Granger leaned up over the steering wheel and maneuvered around a slow-moving semi. “Didn’t seem to faze my guys at all. They jump at just about any chance to get in the water.”
“How far is this place?”
Granger glanced at the GPS on his phone. “We’re about thirty minutes out. Looks like this place is buried good and deep.”
Two hours later Poole stood at the edge of the lake, watching the divers as Granger and Sheriff Banister (who was very much the firecracker) barked orders at their teams.
A generator hummed in the distance, with snakes of cords running off in various directions. Large floodlights had been erected at the water’s edge, the bright beams illuminating the black pool.

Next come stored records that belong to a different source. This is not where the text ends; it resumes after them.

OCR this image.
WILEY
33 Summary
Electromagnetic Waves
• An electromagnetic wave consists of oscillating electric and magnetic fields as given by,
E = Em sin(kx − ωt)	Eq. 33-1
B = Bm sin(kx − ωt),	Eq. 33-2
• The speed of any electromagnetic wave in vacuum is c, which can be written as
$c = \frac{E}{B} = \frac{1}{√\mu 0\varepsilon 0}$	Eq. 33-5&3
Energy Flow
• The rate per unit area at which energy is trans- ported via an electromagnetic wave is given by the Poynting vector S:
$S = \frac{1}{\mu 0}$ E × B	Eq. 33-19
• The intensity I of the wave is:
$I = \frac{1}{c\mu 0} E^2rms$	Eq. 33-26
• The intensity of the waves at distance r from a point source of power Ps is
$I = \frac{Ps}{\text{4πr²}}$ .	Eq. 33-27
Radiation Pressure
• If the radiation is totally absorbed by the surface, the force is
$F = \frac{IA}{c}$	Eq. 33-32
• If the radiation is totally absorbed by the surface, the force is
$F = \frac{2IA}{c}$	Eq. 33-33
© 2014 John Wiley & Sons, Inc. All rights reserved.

One of the divers broke the surface and raised her hand. “I’ve got another one! Twenty feet down, directly below me. I’ve got a cord on it, affixing a balloon now.” She pulled a small canister from her belt and flicked a switch. The canister popped and released a self-inflating bright orange balloon. She attached the cord she held in her other hand to the base and set it bobbing in the water.
“Holy Christ, how many is that now?” Banister said from somewhere behind Poole.

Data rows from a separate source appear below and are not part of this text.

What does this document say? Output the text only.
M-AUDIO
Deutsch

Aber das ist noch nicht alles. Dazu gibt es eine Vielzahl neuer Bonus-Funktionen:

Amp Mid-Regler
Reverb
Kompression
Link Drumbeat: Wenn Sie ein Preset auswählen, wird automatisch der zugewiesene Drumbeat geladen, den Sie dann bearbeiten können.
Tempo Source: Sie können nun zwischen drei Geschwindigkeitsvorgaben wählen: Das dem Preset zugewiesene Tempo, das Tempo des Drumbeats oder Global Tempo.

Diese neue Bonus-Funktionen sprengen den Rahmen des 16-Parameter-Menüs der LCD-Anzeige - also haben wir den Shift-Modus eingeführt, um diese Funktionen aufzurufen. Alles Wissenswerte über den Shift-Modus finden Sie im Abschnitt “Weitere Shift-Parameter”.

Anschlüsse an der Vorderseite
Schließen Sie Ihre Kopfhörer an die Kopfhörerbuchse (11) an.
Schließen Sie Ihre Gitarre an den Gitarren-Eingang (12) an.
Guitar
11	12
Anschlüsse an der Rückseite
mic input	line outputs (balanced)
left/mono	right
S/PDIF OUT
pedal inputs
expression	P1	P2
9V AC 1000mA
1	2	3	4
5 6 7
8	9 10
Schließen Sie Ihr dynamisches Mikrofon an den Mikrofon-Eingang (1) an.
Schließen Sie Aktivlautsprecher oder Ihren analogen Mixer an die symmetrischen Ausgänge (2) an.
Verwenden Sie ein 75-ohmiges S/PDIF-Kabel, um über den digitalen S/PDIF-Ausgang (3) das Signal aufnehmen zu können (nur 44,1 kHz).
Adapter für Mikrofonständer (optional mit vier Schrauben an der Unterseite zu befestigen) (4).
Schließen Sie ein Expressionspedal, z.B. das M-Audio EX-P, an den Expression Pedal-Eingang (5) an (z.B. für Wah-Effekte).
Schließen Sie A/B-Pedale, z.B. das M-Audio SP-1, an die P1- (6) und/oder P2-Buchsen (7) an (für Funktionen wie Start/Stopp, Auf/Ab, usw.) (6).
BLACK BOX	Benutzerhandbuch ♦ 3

Poole glanced to his right, at the black body bags lining the shore. “Four. That makes four.”
“Complete body or partial?” Granger shouted out to the diver.
“Complete.” The diver replaced her regulator and disappeared back below the surface, the beam of her high-powered flashlight quickly fading away.
They found small garbage bags containing remains as well, six of those so far. Only one had been opened, containing a human leg bone. Each of the others was carefully placed inside clear plastic bags while still below the surface, then brought up and stored in plastic bins in an effort to not contaminate the contents and preserve the findings. They would be opened at the medical examiner’s office at the federal building back in Charlotte. Sheriff Banister made no squabble about relinquishing jurisdiction to Poole and Granger. This was clearly beyond her department’s available resources.
Poole pressed his hands together. This wasn’t Chicago cold by any means, but the air off the lake had a bite to it. Sheriff Banister stood behind him, the beam of her flashlight pointing down toward the base of one of the large trees. “Agent Poole? I think I’ve got your cat.”
When you get to the lake, look for the cat.
He walked over to her and followed the beam of her flashlight.
A rusted metal lunchbox was buried at the base of a laurel tree. He’d walked the entire perimeter of the lake when he first got here, studying the ground for any sign of a cat. He expected to find whatever Porter was talking about near the shore, then the first body was found and he forgot all about the cat. This was about ten feet back, hidden in the trees.
Poole bent down and brushed the dirt from the surface.
Hello Kitty.
“Cute.” He looked up at the sheriff. “Do you have any gloves?”
“Yeah, here.” She pulled a pair of latex gloves from her jacket pocket and handed them down. Some of her graying blond hair fell loose from her ponytail. She pulled out the rubber band holding it all in place, twisted the hair together into one tight lock, then replaced the band. She did all this with one hand—the other, still holding the flashlight on the lunchbox, didn’t falter.
Poole couldn’t help but wonder if she handled a gun with the same dexterity, if she ever had cause to use her weapon out here.
“I’ve got one!” came another shout from the lake.
Five now.
Granger came over, the beam of his flashlight joining Banister’s. “That it? What you were trying to find?”
Poole released the rusted metal latch on the front of the lunchbox and opened the lid. The diary stared back at him from inside. “I’ll need to see the property records, plat records, whatever you have for this place, the houses we passed on the way in too.”
Banister leaned down, her breath white in the chilled air. “They’re stored down at town hall. I’ll make a call, wake some folks up.”